McNeely Margaret L, Williamson Tanya, Shallwani Shirin M, Ternes Leslie, Sellar Christopher, Joy Anil Abraham, Lau Harold, Easaw Jacob, Brown Adam, Courneya Kerry S, Culos-Reed S Nicole
Department of Physical Therapy, University of Alberta, 2-50 Corbett Hall, Edmonton, AB T6G 2G4, Canada.
Department of Oncology, University of Alberta, 11560 University Avenue NW, Edmonton, AB T6G 1Z2, Canada.
Cancers (Basel). 2025 Sep 1;17(17):2873. doi: 10.3390/cancers17172873.
Current guidelines endorse the integration of exercise into cancer care. The diagnosis of cancer and its treatment, however, may introduce factors that make exercise engagement difficult, especially for individuals with advanced stages of disease. In this paper, we describe the baseline screening and triage process implemented for the Alberta Cancer Exercise (ACE) hybrid effectiveness-implementation study and share findings that highlight the multifaceted complexity of the process and the direct role of the clinical exercise physiologist (CEP).
ACE was a hybrid effectiveness-implementation study examining the benefit of 12-week cancer-specific community-based exercise program. The ACE screening process was developed by integrating evidence-based guidelines with oncology rehabilitation expertise to ensure safe and standardized participation across cancer populations. The screening process involved four steps: (1) a pre-screen for high-risk cancers, (2) completion of a cancer-specific intake form and the Physical Activity Readiness Questionnaire for Everyone (PAR-Q+), (3) a CEP-led interview to further evaluate cancer status, cancer-related symptoms and other health issues (performed in-person or by phone), and (4) a baseline fitness assessment that included measurement of vital signs.

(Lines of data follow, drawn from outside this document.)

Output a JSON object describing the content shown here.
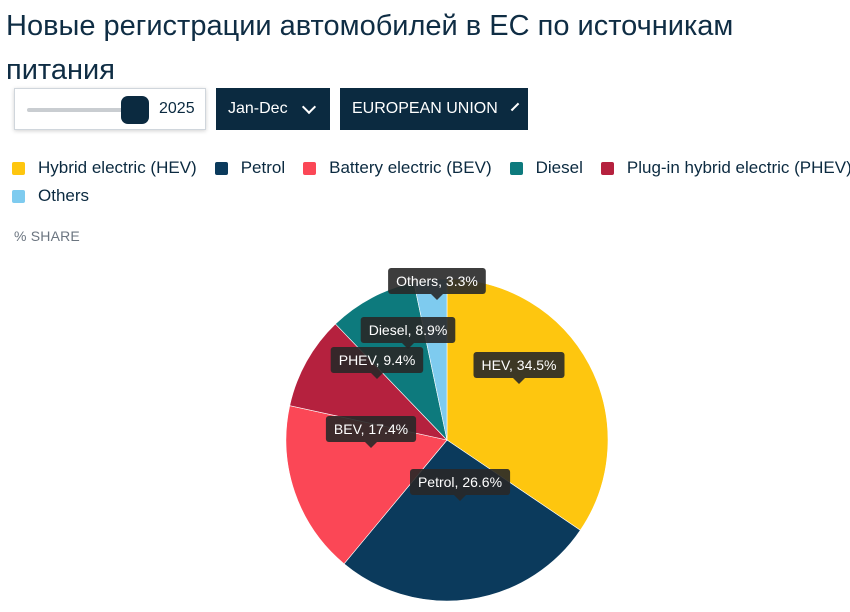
{
  "page": {
    "title": "Новые регистрации автомобилей в ЕС по источникам питания"
  },
  "controls": {
    "year_slider": {
      "value": "2025"
    },
    "period_dropdown": {
      "label": "Jan-Dec"
    },
    "region_dropdown": {
      "label": "EUROPEAN UNION"
    }
  },
  "unit_label": "% SHARE",
  "colors": {
    "hev": "#fec60f",
    "petrol": "#0b3a5c",
    "bev": "#fb4756",
    "diesel": "#0d7a7d",
    "phev": "#b5213e",
    "others": "#7ecbef"
  },
  "legend": [
    {
      "key": "hev",
      "label": "Hybrid electric (HEV)"
    },
    {
      "key": "petrol",
      "label": "Petrol"
    },
    {
      "key": "bev",
      "label": "Battery electric (BEV)"
    },
    {
      "key": "diesel",
      "label": "Diesel"
    },
    {
      "key": "phev",
      "label": "Plug-in hybrid electric (PHEV)"
    },
    {
      "key": "others",
      "label": "Others"
    }
  ],
  "chart_data": {
    "type": "pie",
    "start_angle_deg": 0,
    "direction": "clockwise",
    "unit": "%",
    "slices": [
      {
        "key": "hev",
        "label": "HEV, 34.5%",
        "value": 34.5
      },
      {
        "key": "petrol",
        "label": "Petrol, 26.6%",
        "value": 26.6
      },
      {
        "key": "bev",
        "label": "BEV, 17.4%",
        "value": 17.4
      },
      {
        "key": "phev",
        "label": "PHEV, 9.4%",
        "value": 9.4
      },
      {
        "key": "diesel",
        "label": "Diesel, 8.9%",
        "value": 8.9
      },
      {
        "key": "others",
        "label": "Others, 3.3%",
        "value": 3.3
      }
    ]
  }
}
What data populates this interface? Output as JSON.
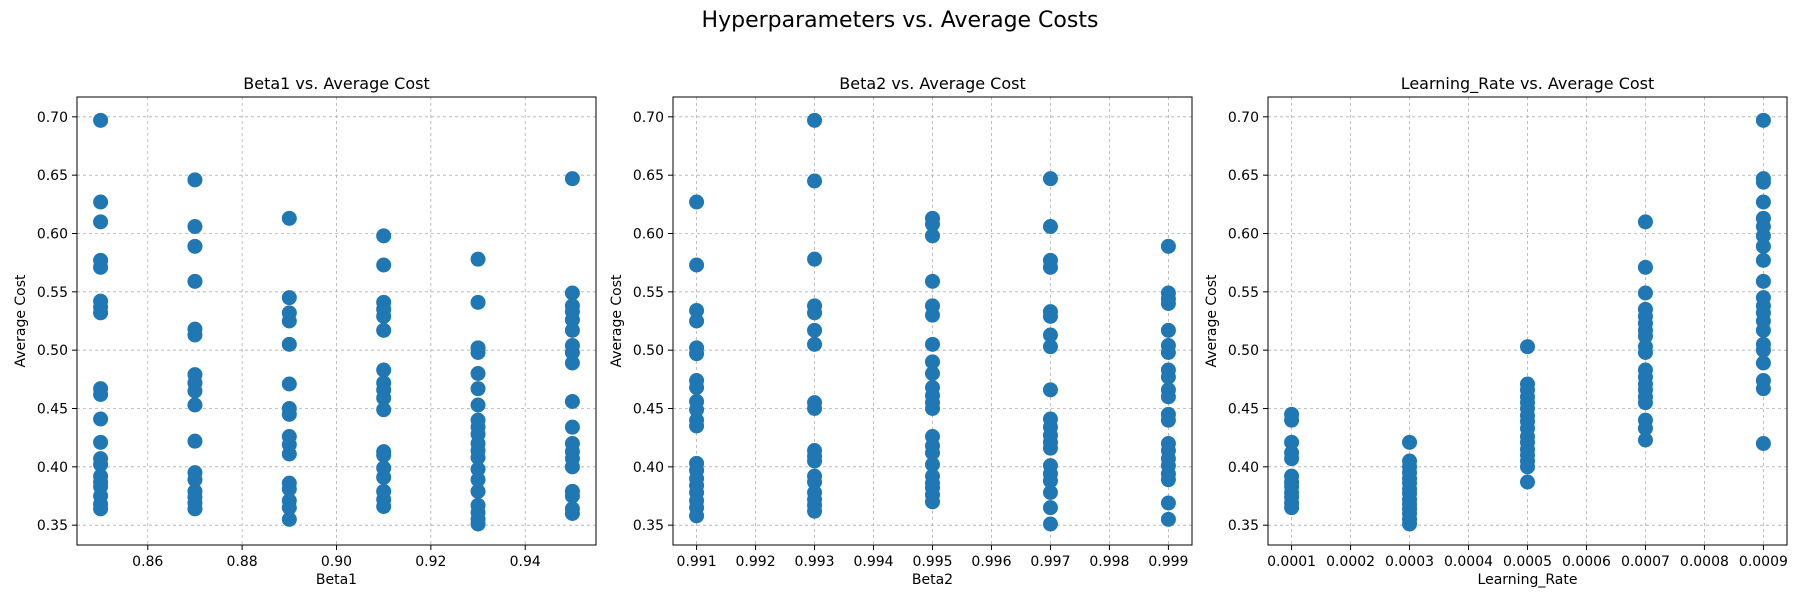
{
  "figure": {
    "title": "Hyperparameters vs. Average Costs"
  },
  "marker_color": "#1f77b4",
  "chart_data": [
    {
      "type": "scatter",
      "title": "Beta1 vs. Average Cost",
      "xlabel": "Beta1",
      "ylabel": "Average Cost",
      "xlim": [
        0.845,
        0.955
      ],
      "ylim": [
        0.333,
        0.717
      ],
      "xticks": [
        0.86,
        0.88,
        0.9,
        0.92,
        0.94
      ],
      "xtick_labels": [
        "0.86",
        "0.88",
        "0.90",
        "0.92",
        "0.94"
      ],
      "yticks": [
        0.35,
        0.4,
        0.45,
        0.5,
        0.55,
        0.6,
        0.65,
        0.7
      ],
      "ytick_labels": [
        "0.35",
        "0.40",
        "0.45",
        "0.50",
        "0.55",
        "0.60",
        "0.65",
        "0.70"
      ],
      "grid": true,
      "points": [
        [
          0.85,
          0.697
        ],
        [
          0.85,
          0.627
        ],
        [
          0.85,
          0.61
        ],
        [
          0.85,
          0.577
        ],
        [
          0.85,
          0.571
        ],
        [
          0.85,
          0.542
        ],
        [
          0.85,
          0.537
        ],
        [
          0.85,
          0.532
        ],
        [
          0.85,
          0.467
        ],
        [
          0.85,
          0.462
        ],
        [
          0.85,
          0.441
        ],
        [
          0.85,
          0.421
        ],
        [
          0.85,
          0.407
        ],
        [
          0.85,
          0.402
        ],
        [
          0.85,
          0.392
        ],
        [
          0.85,
          0.387
        ],
        [
          0.85,
          0.383
        ],
        [
          0.85,
          0.375
        ],
        [
          0.85,
          0.368
        ],
        [
          0.85,
          0.364
        ],
        [
          0.87,
          0.646
        ],
        [
          0.87,
          0.606
        ],
        [
          0.87,
          0.589
        ],
        [
          0.87,
          0.559
        ],
        [
          0.87,
          0.518
        ],
        [
          0.87,
          0.513
        ],
        [
          0.87,
          0.479
        ],
        [
          0.87,
          0.472
        ],
        [
          0.87,
          0.465
        ],
        [
          0.87,
          0.453
        ],
        [
          0.87,
          0.422
        ],
        [
          0.87,
          0.395
        ],
        [
          0.87,
          0.389
        ],
        [
          0.87,
          0.379
        ],
        [
          0.87,
          0.374
        ],
        [
          0.87,
          0.369
        ],
        [
          0.87,
          0.364
        ],
        [
          0.89,
          0.613
        ],
        [
          0.89,
          0.545
        ],
        [
          0.89,
          0.532
        ],
        [
          0.89,
          0.525
        ],
        [
          0.89,
          0.505
        ],
        [
          0.89,
          0.471
        ],
        [
          0.89,
          0.45
        ],
        [
          0.89,
          0.445
        ],
        [
          0.89,
          0.426
        ],
        [
          0.89,
          0.419
        ],
        [
          0.89,
          0.411
        ],
        [
          0.89,
          0.386
        ],
        [
          0.89,
          0.381
        ],
        [
          0.89,
          0.371
        ],
        [
          0.89,
          0.365
        ],
        [
          0.89,
          0.355
        ],
        [
          0.91,
          0.598
        ],
        [
          0.91,
          0.573
        ],
        [
          0.91,
          0.541
        ],
        [
          0.91,
          0.535
        ],
        [
          0.91,
          0.529
        ],
        [
          0.91,
          0.517
        ],
        [
          0.91,
          0.483
        ],
        [
          0.91,
          0.472
        ],
        [
          0.91,
          0.466
        ],
        [
          0.91,
          0.459
        ],
        [
          0.91,
          0.449
        ],
        [
          0.91,
          0.413
        ],
        [
          0.91,
          0.41
        ],
        [
          0.91,
          0.399
        ],
        [
          0.91,
          0.391
        ],
        [
          0.91,
          0.379
        ],
        [
          0.91,
          0.372
        ],
        [
          0.91,
          0.366
        ],
        [
          0.93,
          0.578
        ],
        [
          0.93,
          0.541
        ],
        [
          0.93,
          0.502
        ],
        [
          0.93,
          0.498
        ],
        [
          0.93,
          0.48
        ],
        [
          0.93,
          0.467
        ],
        [
          0.93,
          0.453
        ],
        [
          0.93,
          0.44
        ],
        [
          0.93,
          0.434
        ],
        [
          0.93,
          0.428
        ],
        [
          0.93,
          0.42
        ],
        [
          0.93,
          0.414
        ],
        [
          0.93,
          0.408
        ],
        [
          0.93,
          0.398
        ],
        [
          0.93,
          0.389
        ],
        [
          0.93,
          0.379
        ],
        [
          0.93,
          0.367
        ],
        [
          0.93,
          0.361
        ],
        [
          0.93,
          0.355
        ],
        [
          0.93,
          0.351
        ],
        [
          0.95,
          0.647
        ],
        [
          0.95,
          0.549
        ],
        [
          0.95,
          0.538
        ],
        [
          0.95,
          0.533
        ],
        [
          0.95,
          0.526
        ],
        [
          0.95,
          0.517
        ],
        [
          0.95,
          0.504
        ],
        [
          0.95,
          0.498
        ],
        [
          0.95,
          0.489
        ],
        [
          0.95,
          0.456
        ],
        [
          0.95,
          0.434
        ],
        [
          0.95,
          0.42
        ],
        [
          0.95,
          0.413
        ],
        [
          0.95,
          0.407
        ],
        [
          0.95,
          0.4
        ],
        [
          0.95,
          0.379
        ],
        [
          0.95,
          0.375
        ],
        [
          0.95,
          0.364
        ],
        [
          0.95,
          0.36
        ]
      ]
    },
    {
      "type": "scatter",
      "title": "Beta2 vs. Average Cost",
      "xlabel": "Beta2",
      "ylabel": "Average Cost",
      "xlim": [
        0.9906,
        0.9994
      ],
      "ylim": [
        0.333,
        0.717
      ],
      "xticks": [
        0.991,
        0.992,
        0.993,
        0.994,
        0.995,
        0.996,
        0.997,
        0.998,
        0.999
      ],
      "xtick_labels": [
        "0.991",
        "0.992",
        "0.993",
        "0.994",
        "0.995",
        "0.996",
        "0.997",
        "0.998",
        "0.999"
      ],
      "yticks": [
        0.35,
        0.4,
        0.45,
        0.5,
        0.55,
        0.6,
        0.65,
        0.7
      ],
      "ytick_labels": [
        "0.35",
        "0.40",
        "0.45",
        "0.50",
        "0.55",
        "0.60",
        "0.65",
        "0.70"
      ],
      "grid": true,
      "points": [
        [
          0.991,
          0.627
        ],
        [
          0.991,
          0.573
        ],
        [
          0.991,
          0.534
        ],
        [
          0.991,
          0.525
        ],
        [
          0.991,
          0.502
        ],
        [
          0.991,
          0.497
        ],
        [
          0.991,
          0.474
        ],
        [
          0.991,
          0.468
        ],
        [
          0.991,
          0.456
        ],
        [
          0.991,
          0.449
        ],
        [
          0.991,
          0.44
        ],
        [
          0.991,
          0.435
        ],
        [
          0.991,
          0.403
        ],
        [
          0.991,
          0.397
        ],
        [
          0.991,
          0.39
        ],
        [
          0.991,
          0.384
        ],
        [
          0.991,
          0.378
        ],
        [
          0.991,
          0.371
        ],
        [
          0.991,
          0.365
        ],
        [
          0.991,
          0.358
        ],
        [
          0.993,
          0.697
        ],
        [
          0.993,
          0.645
        ],
        [
          0.993,
          0.578
        ],
        [
          0.993,
          0.538
        ],
        [
          0.993,
          0.532
        ],
        [
          0.993,
          0.517
        ],
        [
          0.993,
          0.505
        ],
        [
          0.993,
          0.455
        ],
        [
          0.993,
          0.45
        ],
        [
          0.993,
          0.414
        ],
        [
          0.993,
          0.409
        ],
        [
          0.993,
          0.405
        ],
        [
          0.993,
          0.392
        ],
        [
          0.993,
          0.387
        ],
        [
          0.993,
          0.378
        ],
        [
          0.993,
          0.372
        ],
        [
          0.993,
          0.367
        ],
        [
          0.993,
          0.362
        ],
        [
          0.995,
          0.613
        ],
        [
          0.995,
          0.608
        ],
        [
          0.995,
          0.598
        ],
        [
          0.995,
          0.559
        ],
        [
          0.995,
          0.538
        ],
        [
          0.995,
          0.53
        ],
        [
          0.995,
          0.505
        ],
        [
          0.995,
          0.49
        ],
        [
          0.995,
          0.48
        ],
        [
          0.995,
          0.468
        ],
        [
          0.995,
          0.461
        ],
        [
          0.995,
          0.455
        ],
        [
          0.995,
          0.45
        ],
        [
          0.995,
          0.426
        ],
        [
          0.995,
          0.418
        ],
        [
          0.995,
          0.412
        ],
        [
          0.995,
          0.402
        ],
        [
          0.995,
          0.392
        ],
        [
          0.995,
          0.386
        ],
        [
          0.995,
          0.382
        ],
        [
          0.995,
          0.376
        ],
        [
          0.995,
          0.37
        ],
        [
          0.997,
          0.647
        ],
        [
          0.997,
          0.606
        ],
        [
          0.997,
          0.577
        ],
        [
          0.997,
          0.571
        ],
        [
          0.997,
          0.533
        ],
        [
          0.997,
          0.529
        ],
        [
          0.997,
          0.513
        ],
        [
          0.997,
          0.503
        ],
        [
          0.997,
          0.466
        ],
        [
          0.997,
          0.441
        ],
        [
          0.997,
          0.434
        ],
        [
          0.997,
          0.427
        ],
        [
          0.997,
          0.421
        ],
        [
          0.997,
          0.416
        ],
        [
          0.997,
          0.401
        ],
        [
          0.997,
          0.394
        ],
        [
          0.997,
          0.388
        ],
        [
          0.997,
          0.378
        ],
        [
          0.997,
          0.365
        ],
        [
          0.997,
          0.351
        ],
        [
          0.999,
          0.589
        ],
        [
          0.999,
          0.549
        ],
        [
          0.999,
          0.544
        ],
        [
          0.999,
          0.54
        ],
        [
          0.999,
          0.517
        ],
        [
          0.999,
          0.504
        ],
        [
          0.999,
          0.498
        ],
        [
          0.999,
          0.483
        ],
        [
          0.999,
          0.477
        ],
        [
          0.999,
          0.466
        ],
        [
          0.999,
          0.46
        ],
        [
          0.999,
          0.445
        ],
        [
          0.999,
          0.44
        ],
        [
          0.999,
          0.42
        ],
        [
          0.999,
          0.414
        ],
        [
          0.999,
          0.407
        ],
        [
          0.999,
          0.401
        ],
        [
          0.999,
          0.394
        ],
        [
          0.999,
          0.389
        ],
        [
          0.999,
          0.369
        ],
        [
          0.999,
          0.355
        ]
      ]
    },
    {
      "type": "scatter",
      "title": "Learning_Rate vs. Average Cost",
      "xlabel": "Learning_Rate",
      "ylabel": "Average Cost",
      "xlim": [
        6e-05,
        0.00094
      ],
      "ylim": [
        0.333,
        0.717
      ],
      "xticks": [
        0.0001,
        0.0002,
        0.0003,
        0.0004,
        0.0005,
        0.0006,
        0.0007,
        0.0008,
        0.0009
      ],
      "xtick_labels": [
        "0.0001",
        "0.0002",
        "0.0003",
        "0.0004",
        "0.0005",
        "0.0006",
        "0.0007",
        "0.0008",
        "0.0009"
      ],
      "yticks": [
        0.35,
        0.4,
        0.45,
        0.5,
        0.55,
        0.6,
        0.65,
        0.7
      ],
      "ytick_labels": [
        "0.35",
        "0.40",
        "0.45",
        "0.50",
        "0.55",
        "0.60",
        "0.65",
        "0.70"
      ],
      "grid": true,
      "points": [
        [
          0.0001,
          0.445
        ],
        [
          0.0001,
          0.44
        ],
        [
          0.0001,
          0.421
        ],
        [
          0.0001,
          0.412
        ],
        [
          0.0001,
          0.407
        ],
        [
          0.0001,
          0.392
        ],
        [
          0.0001,
          0.387
        ],
        [
          0.0001,
          0.383
        ],
        [
          0.0001,
          0.378
        ],
        [
          0.0001,
          0.374
        ],
        [
          0.0001,
          0.369
        ],
        [
          0.0001,
          0.365
        ],
        [
          0.0003,
          0.421
        ],
        [
          0.0003,
          0.405
        ],
        [
          0.0003,
          0.4
        ],
        [
          0.0003,
          0.395
        ],
        [
          0.0003,
          0.39
        ],
        [
          0.0003,
          0.386
        ],
        [
          0.0003,
          0.381
        ],
        [
          0.0003,
          0.377
        ],
        [
          0.0003,
          0.372
        ],
        [
          0.0003,
          0.368
        ],
        [
          0.0003,
          0.364
        ],
        [
          0.0003,
          0.36
        ],
        [
          0.0003,
          0.355
        ],
        [
          0.0003,
          0.351
        ],
        [
          0.0005,
          0.503
        ],
        [
          0.0005,
          0.471
        ],
        [
          0.0005,
          0.466
        ],
        [
          0.0005,
          0.46
        ],
        [
          0.0005,
          0.455
        ],
        [
          0.0005,
          0.45
        ],
        [
          0.0005,
          0.444
        ],
        [
          0.0005,
          0.439
        ],
        [
          0.0005,
          0.433
        ],
        [
          0.0005,
          0.426
        ],
        [
          0.0005,
          0.421
        ],
        [
          0.0005,
          0.415
        ],
        [
          0.0005,
          0.41
        ],
        [
          0.0005,
          0.405
        ],
        [
          0.0005,
          0.4
        ],
        [
          0.0005,
          0.387
        ],
        [
          0.0007,
          0.61
        ],
        [
          0.0007,
          0.571
        ],
        [
          0.0007,
          0.549
        ],
        [
          0.0007,
          0.535
        ],
        [
          0.0007,
          0.529
        ],
        [
          0.0007,
          0.523
        ],
        [
          0.0007,
          0.517
        ],
        [
          0.0007,
          0.512
        ],
        [
          0.0007,
          0.503
        ],
        [
          0.0007,
          0.498
        ],
        [
          0.0007,
          0.483
        ],
        [
          0.0007,
          0.477
        ],
        [
          0.0007,
          0.471
        ],
        [
          0.0007,
          0.466
        ],
        [
          0.0007,
          0.46
        ],
        [
          0.0007,
          0.455
        ],
        [
          0.0007,
          0.44
        ],
        [
          0.0007,
          0.433
        ],
        [
          0.0007,
          0.423
        ],
        [
          0.0009,
          0.697
        ],
        [
          0.0009,
          0.647
        ],
        [
          0.0009,
          0.644
        ],
        [
          0.0009,
          0.627
        ],
        [
          0.0009,
          0.613
        ],
        [
          0.0009,
          0.606
        ],
        [
          0.0009,
          0.598
        ],
        [
          0.0009,
          0.589
        ],
        [
          0.0009,
          0.577
        ],
        [
          0.0009,
          0.559
        ],
        [
          0.0009,
          0.545
        ],
        [
          0.0009,
          0.538
        ],
        [
          0.0009,
          0.532
        ],
        [
          0.0009,
          0.525
        ],
        [
          0.0009,
          0.517
        ],
        [
          0.0009,
          0.505
        ],
        [
          0.0009,
          0.5
        ],
        [
          0.0009,
          0.489
        ],
        [
          0.0009,
          0.474
        ],
        [
          0.0009,
          0.467
        ],
        [
          0.0009,
          0.42
        ]
      ]
    }
  ]
}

A total of 2596 individuals registered and underwent prescreening for ACE with 2570 (86.6%) consenting to participate. After full screening including the baseline fitness testing, 209 participants (8.1%) were identified as requiring further medical clearance. Of these, 191 (91.4%) had either a high-risk cancer, metastatic disease or were in the palliative end-stage of cancer, and 161 (84.3%) reported cancer-related symptoms potentially affecting their ability to exercise. In total, 806 (31.4%) participants were triaged to CEP-supervised in-person programming, 1754 (68.2%) participants to ACE community programming, and 8 (0.3%) specifically to virtual programming (post-COVID-19 option).
The findings highlight the complexity and challenges of the screening and triage process, and the value of a highly trained CEP-led iterative approach that included the application of clinical reasoning.
当前指南支持将运动纳入癌症护理。然而,癌症的诊断及其治疗可能会引入一些因素,使参与运动变得困难,尤其是对于疾病晚期的个体。在本文中,我们描述了为艾伯塔癌症运动(ACE)混合效果-实施研究实施的基线筛查和分诊过程,并分享了突出该过程多方面复杂性以及临床运动生理学家(CEP)直接作用的研究结果。
ACE是一项混合效果-实施研究,旨在检验为期12周的针对癌症患者的社区运动项目的益处。ACE筛查过程通过将循证指南与肿瘤康复专业知识相结合而制定,以确保癌症患者群体安全、规范地参与。筛查过程包括四个步骤:(1)对高危癌症进行预筛查;(2)填写癌症专用的 intake form和通用的身体活动准备情况问卷(PAR-Q+);(3)由CEP主导进行访谈,以进一步评估癌症状况、癌症相关症状及其他健康问题(面对面或通过电话进行);(4)进行包括生命体征测量的基线体能评估。
共有2596人注册并接受了ACE的预筛查,其中2570人(86.6%)同意参与。在包括基线体能测试在内的全面筛查后,209名参与者(8.1%)被确定需要进一步的医疗许可。其中,191人(91.4%)患有高危癌症、转移性疾病或处于癌症姑息末期,161人(84.3%)报告有可能影响其运动能力的癌症相关症状。共有806名参与者(31.4%)被分诊到由CEP监督的面对面项目,1754名参与者(68.2%)被分诊到ACE社区项目,8名参与者(0.3%)被特别分诊到虚拟项目(COVID-19疫情后的选项)。
研究结果突出了筛查和分诊过程的复杂性和挑战,以及由训练有素的CEP主导的迭代方法(包括应用临床推理)的价值。